Vous avez publié deux livres très différents : un roman classique en anglais, Chinongwa, paru en 2008 en Afrique du Sud et traduit en français en 2012 (Actes Sud), qui se déroule il y a un siècle environ en Afrique australe, et Expat blues, que vous avez écrit en français. Quelle relation existe-t-il entre ces deux ouvrages ?

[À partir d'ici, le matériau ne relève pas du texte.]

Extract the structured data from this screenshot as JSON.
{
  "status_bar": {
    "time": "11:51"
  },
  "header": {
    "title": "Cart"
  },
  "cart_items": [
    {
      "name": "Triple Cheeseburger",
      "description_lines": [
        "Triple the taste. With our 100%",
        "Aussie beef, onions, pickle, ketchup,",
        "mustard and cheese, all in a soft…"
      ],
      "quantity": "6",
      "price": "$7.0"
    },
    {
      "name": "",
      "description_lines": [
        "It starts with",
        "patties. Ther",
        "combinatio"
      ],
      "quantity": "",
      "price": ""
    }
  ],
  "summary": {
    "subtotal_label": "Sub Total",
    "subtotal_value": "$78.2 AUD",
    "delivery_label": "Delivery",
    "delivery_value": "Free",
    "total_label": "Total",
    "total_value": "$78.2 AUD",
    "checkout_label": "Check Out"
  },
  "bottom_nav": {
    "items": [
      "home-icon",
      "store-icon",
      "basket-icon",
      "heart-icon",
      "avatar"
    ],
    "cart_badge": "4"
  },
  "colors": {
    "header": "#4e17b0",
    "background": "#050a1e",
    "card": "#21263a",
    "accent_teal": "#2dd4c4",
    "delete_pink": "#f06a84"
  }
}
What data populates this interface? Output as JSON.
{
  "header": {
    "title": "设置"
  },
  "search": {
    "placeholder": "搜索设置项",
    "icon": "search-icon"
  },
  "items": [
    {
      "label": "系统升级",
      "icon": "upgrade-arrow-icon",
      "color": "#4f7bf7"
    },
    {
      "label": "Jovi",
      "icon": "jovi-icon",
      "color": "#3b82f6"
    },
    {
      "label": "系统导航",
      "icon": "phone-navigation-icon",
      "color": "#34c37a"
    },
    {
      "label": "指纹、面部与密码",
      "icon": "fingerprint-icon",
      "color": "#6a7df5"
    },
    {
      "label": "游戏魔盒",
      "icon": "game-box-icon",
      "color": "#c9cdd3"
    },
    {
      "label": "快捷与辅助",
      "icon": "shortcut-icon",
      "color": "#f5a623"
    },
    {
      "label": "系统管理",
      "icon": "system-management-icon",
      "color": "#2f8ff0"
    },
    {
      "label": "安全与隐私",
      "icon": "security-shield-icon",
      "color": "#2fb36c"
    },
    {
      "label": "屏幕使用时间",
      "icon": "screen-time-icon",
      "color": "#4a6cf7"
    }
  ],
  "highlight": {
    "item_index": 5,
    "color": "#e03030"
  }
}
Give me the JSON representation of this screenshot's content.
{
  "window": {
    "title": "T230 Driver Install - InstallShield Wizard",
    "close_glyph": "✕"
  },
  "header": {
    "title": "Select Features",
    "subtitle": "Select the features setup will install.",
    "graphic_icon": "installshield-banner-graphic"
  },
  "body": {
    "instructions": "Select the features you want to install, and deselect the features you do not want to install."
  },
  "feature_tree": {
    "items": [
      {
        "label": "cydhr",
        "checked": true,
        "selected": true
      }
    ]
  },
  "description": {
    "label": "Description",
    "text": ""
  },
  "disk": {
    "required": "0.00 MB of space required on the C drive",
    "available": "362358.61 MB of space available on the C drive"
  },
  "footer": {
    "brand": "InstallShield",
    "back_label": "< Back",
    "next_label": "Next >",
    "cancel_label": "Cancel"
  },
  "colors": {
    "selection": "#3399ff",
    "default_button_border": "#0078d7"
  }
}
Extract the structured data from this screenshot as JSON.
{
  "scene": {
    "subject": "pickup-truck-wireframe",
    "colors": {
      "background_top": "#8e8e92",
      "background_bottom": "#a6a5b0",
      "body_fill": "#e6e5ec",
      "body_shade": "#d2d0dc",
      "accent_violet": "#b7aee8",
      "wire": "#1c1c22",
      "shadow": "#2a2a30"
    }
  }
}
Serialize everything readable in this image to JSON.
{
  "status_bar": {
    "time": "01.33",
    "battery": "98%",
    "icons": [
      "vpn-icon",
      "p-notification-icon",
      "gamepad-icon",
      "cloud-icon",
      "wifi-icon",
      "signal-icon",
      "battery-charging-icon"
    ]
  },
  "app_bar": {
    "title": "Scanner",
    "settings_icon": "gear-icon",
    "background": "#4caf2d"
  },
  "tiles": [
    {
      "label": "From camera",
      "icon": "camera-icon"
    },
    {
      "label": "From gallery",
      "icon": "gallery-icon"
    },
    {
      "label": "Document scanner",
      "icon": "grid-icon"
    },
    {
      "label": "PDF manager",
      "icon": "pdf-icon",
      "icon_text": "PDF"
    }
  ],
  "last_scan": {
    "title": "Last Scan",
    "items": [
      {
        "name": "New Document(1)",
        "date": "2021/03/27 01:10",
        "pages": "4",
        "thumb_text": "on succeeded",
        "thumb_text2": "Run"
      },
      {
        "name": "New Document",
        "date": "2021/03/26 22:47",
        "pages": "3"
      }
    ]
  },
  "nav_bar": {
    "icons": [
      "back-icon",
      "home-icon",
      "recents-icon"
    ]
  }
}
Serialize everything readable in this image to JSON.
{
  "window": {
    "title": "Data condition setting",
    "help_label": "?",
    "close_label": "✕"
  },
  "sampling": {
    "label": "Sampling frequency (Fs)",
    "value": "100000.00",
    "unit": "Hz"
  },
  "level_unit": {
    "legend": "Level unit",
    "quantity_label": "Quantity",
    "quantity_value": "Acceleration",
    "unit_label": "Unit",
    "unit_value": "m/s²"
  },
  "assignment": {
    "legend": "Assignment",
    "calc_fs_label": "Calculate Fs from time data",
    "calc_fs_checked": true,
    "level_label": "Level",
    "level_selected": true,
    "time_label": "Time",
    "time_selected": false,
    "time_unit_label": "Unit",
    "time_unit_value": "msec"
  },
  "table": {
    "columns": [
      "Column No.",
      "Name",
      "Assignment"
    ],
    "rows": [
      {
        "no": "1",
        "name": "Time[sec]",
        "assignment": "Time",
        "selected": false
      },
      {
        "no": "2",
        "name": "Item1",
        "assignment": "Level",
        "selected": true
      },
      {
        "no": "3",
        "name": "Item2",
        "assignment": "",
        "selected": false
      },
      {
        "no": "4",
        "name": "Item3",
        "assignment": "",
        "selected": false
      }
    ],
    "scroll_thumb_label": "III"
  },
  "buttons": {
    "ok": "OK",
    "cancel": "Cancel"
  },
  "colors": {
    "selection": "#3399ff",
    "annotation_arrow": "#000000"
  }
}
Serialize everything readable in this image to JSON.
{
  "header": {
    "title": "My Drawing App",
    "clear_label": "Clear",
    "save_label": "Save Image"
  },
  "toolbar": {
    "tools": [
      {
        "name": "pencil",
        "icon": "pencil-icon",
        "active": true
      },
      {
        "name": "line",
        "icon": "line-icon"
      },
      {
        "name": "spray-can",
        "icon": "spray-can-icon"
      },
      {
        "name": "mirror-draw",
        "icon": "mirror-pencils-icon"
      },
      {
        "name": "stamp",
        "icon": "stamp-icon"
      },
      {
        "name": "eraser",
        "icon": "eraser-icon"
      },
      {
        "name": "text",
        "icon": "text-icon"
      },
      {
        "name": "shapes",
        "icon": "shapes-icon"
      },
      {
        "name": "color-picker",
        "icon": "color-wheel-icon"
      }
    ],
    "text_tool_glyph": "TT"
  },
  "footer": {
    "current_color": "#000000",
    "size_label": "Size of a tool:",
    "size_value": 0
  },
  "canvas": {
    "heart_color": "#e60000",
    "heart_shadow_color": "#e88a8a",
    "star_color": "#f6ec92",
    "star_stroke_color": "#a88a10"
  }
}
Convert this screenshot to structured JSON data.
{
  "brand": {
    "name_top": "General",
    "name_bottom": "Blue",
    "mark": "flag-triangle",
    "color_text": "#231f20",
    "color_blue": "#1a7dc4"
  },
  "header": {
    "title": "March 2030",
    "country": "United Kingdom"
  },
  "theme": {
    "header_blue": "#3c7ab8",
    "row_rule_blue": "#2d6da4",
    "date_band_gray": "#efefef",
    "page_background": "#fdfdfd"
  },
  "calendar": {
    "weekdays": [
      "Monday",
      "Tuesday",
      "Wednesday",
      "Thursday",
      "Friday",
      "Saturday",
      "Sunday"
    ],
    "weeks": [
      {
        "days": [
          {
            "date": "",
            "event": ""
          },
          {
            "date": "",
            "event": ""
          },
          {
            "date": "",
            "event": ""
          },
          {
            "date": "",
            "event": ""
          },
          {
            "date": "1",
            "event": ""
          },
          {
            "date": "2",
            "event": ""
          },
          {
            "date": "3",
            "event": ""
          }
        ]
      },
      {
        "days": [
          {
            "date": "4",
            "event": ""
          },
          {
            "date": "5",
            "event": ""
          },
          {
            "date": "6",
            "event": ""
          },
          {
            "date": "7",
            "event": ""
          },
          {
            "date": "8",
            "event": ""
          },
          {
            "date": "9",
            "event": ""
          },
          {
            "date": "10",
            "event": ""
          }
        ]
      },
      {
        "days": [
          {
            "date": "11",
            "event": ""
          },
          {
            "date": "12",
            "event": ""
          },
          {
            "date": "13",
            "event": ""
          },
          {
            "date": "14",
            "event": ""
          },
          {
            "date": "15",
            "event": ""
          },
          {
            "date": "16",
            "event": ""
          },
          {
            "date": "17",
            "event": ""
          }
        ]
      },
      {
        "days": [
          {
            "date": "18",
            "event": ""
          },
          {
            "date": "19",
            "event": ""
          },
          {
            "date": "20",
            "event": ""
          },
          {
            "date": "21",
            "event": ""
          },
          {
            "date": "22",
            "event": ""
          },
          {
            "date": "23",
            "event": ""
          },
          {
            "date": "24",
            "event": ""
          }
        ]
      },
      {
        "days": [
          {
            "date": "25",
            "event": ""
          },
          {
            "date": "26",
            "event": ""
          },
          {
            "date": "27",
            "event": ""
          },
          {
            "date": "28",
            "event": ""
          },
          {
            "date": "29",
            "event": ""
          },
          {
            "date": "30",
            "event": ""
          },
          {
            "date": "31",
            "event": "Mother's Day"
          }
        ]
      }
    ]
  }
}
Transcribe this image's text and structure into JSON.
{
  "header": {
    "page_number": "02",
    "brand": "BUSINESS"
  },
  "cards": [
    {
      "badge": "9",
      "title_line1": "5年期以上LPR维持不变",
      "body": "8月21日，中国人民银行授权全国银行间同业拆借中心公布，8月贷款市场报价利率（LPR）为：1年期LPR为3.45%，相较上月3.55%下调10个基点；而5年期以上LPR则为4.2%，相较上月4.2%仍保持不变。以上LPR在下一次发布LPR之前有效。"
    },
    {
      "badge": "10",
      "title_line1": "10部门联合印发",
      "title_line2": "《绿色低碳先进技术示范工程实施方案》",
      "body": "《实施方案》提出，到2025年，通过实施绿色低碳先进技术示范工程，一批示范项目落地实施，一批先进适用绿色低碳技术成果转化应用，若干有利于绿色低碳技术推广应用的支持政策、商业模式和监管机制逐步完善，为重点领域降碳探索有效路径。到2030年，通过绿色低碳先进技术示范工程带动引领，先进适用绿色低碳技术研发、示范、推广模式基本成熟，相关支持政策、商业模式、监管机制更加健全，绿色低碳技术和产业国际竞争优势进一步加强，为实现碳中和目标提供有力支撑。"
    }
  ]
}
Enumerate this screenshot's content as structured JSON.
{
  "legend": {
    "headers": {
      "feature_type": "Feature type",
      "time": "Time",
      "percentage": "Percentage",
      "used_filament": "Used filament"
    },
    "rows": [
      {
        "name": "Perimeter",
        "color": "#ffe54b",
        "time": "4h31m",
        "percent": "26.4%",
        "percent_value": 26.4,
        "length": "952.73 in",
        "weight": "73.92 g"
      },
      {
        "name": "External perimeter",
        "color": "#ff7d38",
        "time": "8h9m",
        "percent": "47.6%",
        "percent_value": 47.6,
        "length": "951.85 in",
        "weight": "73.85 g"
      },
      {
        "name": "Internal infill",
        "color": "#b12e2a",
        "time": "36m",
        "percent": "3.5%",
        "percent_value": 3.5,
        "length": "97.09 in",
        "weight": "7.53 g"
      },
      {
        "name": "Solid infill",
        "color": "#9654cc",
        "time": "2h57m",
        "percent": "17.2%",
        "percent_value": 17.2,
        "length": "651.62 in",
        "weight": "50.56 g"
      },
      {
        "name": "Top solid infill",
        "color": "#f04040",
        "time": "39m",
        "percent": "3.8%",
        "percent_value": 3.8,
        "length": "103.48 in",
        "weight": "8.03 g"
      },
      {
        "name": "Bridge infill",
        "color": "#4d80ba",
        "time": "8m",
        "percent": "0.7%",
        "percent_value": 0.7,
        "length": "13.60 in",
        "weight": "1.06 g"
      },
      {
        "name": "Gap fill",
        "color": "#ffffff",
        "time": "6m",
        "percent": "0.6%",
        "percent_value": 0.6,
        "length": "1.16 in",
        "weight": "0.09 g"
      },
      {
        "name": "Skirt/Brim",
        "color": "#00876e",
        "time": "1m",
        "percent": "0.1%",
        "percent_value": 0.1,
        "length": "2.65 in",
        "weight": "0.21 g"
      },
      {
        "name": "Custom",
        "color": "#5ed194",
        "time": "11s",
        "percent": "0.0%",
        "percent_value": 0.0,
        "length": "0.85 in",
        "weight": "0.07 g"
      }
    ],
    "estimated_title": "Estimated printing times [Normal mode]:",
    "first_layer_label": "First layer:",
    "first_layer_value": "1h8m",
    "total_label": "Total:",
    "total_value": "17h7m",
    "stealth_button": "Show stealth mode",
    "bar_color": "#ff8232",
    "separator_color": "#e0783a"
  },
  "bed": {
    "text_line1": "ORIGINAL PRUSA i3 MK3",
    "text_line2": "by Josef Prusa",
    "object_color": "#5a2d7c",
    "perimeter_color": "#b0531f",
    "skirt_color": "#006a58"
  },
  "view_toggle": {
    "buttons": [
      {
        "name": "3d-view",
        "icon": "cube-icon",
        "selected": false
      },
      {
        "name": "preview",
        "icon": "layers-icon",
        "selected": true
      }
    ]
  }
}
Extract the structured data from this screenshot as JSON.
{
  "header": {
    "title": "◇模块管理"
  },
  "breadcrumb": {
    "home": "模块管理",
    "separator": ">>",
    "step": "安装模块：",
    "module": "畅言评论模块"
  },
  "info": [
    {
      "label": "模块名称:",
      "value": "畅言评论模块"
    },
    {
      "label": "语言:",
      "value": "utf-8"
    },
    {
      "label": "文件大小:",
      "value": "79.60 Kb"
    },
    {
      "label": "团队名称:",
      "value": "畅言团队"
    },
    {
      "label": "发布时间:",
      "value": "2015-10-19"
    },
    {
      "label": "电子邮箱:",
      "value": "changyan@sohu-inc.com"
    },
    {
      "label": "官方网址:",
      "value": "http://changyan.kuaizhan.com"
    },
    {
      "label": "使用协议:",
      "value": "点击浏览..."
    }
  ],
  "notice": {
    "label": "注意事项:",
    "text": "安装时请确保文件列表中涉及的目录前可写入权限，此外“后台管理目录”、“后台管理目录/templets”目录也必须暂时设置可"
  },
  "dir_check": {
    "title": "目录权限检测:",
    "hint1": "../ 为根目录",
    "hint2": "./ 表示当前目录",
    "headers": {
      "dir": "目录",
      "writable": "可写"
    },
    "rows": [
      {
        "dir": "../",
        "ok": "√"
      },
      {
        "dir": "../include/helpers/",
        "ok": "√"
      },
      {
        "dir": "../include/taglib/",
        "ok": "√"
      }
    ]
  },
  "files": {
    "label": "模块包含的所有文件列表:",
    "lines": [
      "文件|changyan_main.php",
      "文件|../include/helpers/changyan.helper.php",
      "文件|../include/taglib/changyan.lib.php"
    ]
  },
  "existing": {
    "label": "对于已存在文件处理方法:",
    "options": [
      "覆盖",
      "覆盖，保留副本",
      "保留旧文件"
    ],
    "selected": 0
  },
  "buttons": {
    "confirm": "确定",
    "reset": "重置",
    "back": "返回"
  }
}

J’ai commencé à écrire Chinongwa alors que, de retour en France après un séjour aux États-Unis, j’avais besoin d’occuper mes méninges car je ne pouvais pas travailler. Or il y avait cette histoire d’une femme de mon village quand j’étais petite. Considérée comme une mauvaise femme, elle était mise à l’écart. Un jour, j’ai entendu deux commères parler d’elle et, quand j’ai voulu mettre mon grain de sel, l’une d’elles s’est retournée et m’a dit : « Si tu répètes ce que tu as entendu, je vais te laver la bouche avec du savon ! » À partir de ce moment-là, j’ai essayé d’en savoir plus. Je faisais semblant de jouer et j’écoutais. Plus tard, en France, j’ai voulu écrire cette histoire pour la comprendre. Et puis j’étais devenue adulte. On ne me chassait plus quand les adultes parlaient, je pouvais poser des questions. J’ai écrit cette histoire sans songer à la publier, jusqu’à ce que des amis me poussent à le faire. Une amie australienne m’a mise en contact avec un éditeur en Afrique du Sud, qui a aussitôt décidé de publier mon manuscrit. C’était inattendu pour moi, parce que je me représentais le monde de façon très cloisonnée : les écrivains d’un côté, les lecteurs de l’autre. Et voilà que je me trouvais entre les deux, alors que je me voyais comme une lectrice de Jane Austen, des sœurs Brontë, de Dickens… les lectures chez nous à l’époque de ma jeunesse. Être publiée en Afrique du Sud, ça restait proche de mon pays. Quand le roman a été traduit en français, je n’étais pas du tout préparée pour la suite. Écrire un second roman me faisait peur, comme d’aller chez le dentiste ! J’ai préféré écrire quelques nouvelles que je faisais lire à des amis. Expat blues a pu se développer durant la période du Covid-19. Grâce à Kidi Bebey, j’ai rejoint un défi d’écriture, le National Novel Writing Month (2020 Nanowrimo), qui m’a imposé d’écrire 1 500 mots par jour pendant un mois. Pour ce qui est de la langue française, j’en rêvais (j’ai été une grande admiratrice de Bernard Pivot) mais jusqu’alors je n’osais pas. Quand le directeur des éditions Project’îles, Nassuf Djailani, par ailleurs poète et journaliste, m’a questionnée sur ce que j’écrivais, je lui ai exposé le propos et ça l’a beaucoup fait rire. C’est comme ça que je me suis lancée, en relisant et en retravaillant mes textes.